"He that
followeth me shall not walk in darkness."
THE body of
Loreen lay in state at the Page mansion on the avenue. It
was Sunday morning and the clear sweet spring air, just
beginning to breathe over the city the perfume of early
blossoms in the woods and fields, swept over the casket from
one of the open windows at the end of the grand hall. The
church bells were ringing and people on the avenue going by
to service turned curious, inquiring looks up at the great
house and then went on, talking of the recent events which
had so strangely entered into and made history in the city.
At the First
Church, Mr. Maxwell, bearing on his face marks of the scene
he had been through, confronted an immense congregation, and
spoke to it with a passion and a power that came so
naturally out of the profound experiences of the day before
that his people felt for him something of the old feeling of
pride they once had in his dramatic delivery. Only this was
with a different attitude. And all through his impassioned
appeal this morning, there was a note of sadness and rebuke
and stern condemnation that made many of the members pale
with self-accusation or with inward anger.
For Raymond
had awakened that morning to the fact that the city had gone
for license after all. The rumor at the Rectangle that the
second and third wards had gone no-license proved to be
false. It was true that the victory was won by a very meager
majority. But the result was the same as if it had been
overwhelming. Raymond had voted to continue for another year
the saloon. The Christians of Raymond stood condemned by the
result. More than a hundred professing Christian disciples
had failed to go to the polls, and many more than that
number had voted with the whiskey men. If all the church
members of Raymond had voted against the saloon, it would
today be outlawed instead of crowned king of the
municipality.
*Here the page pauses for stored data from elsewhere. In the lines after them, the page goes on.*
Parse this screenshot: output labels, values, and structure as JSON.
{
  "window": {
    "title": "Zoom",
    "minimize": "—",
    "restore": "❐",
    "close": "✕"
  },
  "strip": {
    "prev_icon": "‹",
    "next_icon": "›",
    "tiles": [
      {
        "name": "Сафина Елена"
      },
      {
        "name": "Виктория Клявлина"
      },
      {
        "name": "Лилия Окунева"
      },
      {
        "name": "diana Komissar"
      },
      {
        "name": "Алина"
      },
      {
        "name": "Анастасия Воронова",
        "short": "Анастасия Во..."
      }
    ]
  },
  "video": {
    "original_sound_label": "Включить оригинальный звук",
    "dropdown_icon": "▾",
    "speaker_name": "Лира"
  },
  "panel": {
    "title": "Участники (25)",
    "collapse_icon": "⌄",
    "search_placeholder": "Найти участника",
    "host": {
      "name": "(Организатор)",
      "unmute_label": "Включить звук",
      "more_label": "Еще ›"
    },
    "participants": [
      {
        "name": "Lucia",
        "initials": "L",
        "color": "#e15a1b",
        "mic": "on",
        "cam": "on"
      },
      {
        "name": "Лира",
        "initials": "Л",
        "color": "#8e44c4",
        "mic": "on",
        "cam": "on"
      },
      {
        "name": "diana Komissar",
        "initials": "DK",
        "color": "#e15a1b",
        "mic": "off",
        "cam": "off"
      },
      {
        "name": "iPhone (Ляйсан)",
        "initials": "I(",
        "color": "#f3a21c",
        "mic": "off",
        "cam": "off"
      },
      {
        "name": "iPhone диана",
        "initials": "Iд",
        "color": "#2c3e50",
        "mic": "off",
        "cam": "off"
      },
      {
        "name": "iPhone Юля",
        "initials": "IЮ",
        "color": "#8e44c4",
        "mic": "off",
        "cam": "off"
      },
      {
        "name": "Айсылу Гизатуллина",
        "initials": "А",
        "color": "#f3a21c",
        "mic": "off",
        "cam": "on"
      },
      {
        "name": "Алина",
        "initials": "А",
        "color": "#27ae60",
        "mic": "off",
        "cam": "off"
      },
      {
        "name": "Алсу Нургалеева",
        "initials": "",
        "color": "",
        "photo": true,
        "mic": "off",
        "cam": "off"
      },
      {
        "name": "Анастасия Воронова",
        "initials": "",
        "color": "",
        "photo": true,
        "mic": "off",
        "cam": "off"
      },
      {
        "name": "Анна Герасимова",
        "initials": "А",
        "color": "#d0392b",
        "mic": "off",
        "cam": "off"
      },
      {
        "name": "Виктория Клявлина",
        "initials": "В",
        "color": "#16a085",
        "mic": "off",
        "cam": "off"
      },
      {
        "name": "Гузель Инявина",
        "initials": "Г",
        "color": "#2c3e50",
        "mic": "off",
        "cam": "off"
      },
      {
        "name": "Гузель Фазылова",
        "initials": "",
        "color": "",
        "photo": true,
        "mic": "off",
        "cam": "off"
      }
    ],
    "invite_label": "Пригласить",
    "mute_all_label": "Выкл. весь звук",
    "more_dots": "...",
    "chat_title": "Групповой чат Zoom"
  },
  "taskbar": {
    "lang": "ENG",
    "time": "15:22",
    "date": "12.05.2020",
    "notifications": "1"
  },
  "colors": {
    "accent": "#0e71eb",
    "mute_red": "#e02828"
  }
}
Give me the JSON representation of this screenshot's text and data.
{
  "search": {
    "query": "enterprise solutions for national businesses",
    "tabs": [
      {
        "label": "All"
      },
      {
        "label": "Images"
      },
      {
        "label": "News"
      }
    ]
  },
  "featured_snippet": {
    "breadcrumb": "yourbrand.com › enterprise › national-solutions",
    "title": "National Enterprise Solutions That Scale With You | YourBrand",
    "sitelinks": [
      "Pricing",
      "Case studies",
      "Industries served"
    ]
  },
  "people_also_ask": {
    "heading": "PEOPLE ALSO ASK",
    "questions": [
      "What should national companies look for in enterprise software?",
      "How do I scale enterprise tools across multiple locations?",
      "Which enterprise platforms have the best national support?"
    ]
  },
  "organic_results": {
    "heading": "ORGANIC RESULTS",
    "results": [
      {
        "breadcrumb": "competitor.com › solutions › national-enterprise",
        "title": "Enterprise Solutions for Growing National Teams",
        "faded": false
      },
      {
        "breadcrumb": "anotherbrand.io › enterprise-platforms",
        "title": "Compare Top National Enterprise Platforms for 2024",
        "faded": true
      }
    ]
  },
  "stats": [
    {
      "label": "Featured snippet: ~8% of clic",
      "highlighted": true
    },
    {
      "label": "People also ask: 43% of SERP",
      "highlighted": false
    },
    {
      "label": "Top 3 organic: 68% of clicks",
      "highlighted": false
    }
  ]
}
For that had been the fact in Raymond for
years. The saloon ruled. No one denied that. What would
Jesus do? And this woman who had been brutally struck down
by the very hand that had assisted so eagerly to work her
earthly ruin what of her? Was it anything more than the
logical sequence of the whole horrible system of license,
that for another year the very saloon that received her so
often and compassed her degradation, from whose very spot
the weapon had been hurled that struck her dead, would, by
the law which the Christian people of Raymond voted to
support, perhaps open its doors tomorrow and damn a hundred
Loreens before the year had drawn to its bloody close?
All this, with
a voice that rang and trembled and broke in sobs of anguish
for the result, did Henry Maxwell pour out upon his people
that Sunday morning. And men and women wept as he spoke.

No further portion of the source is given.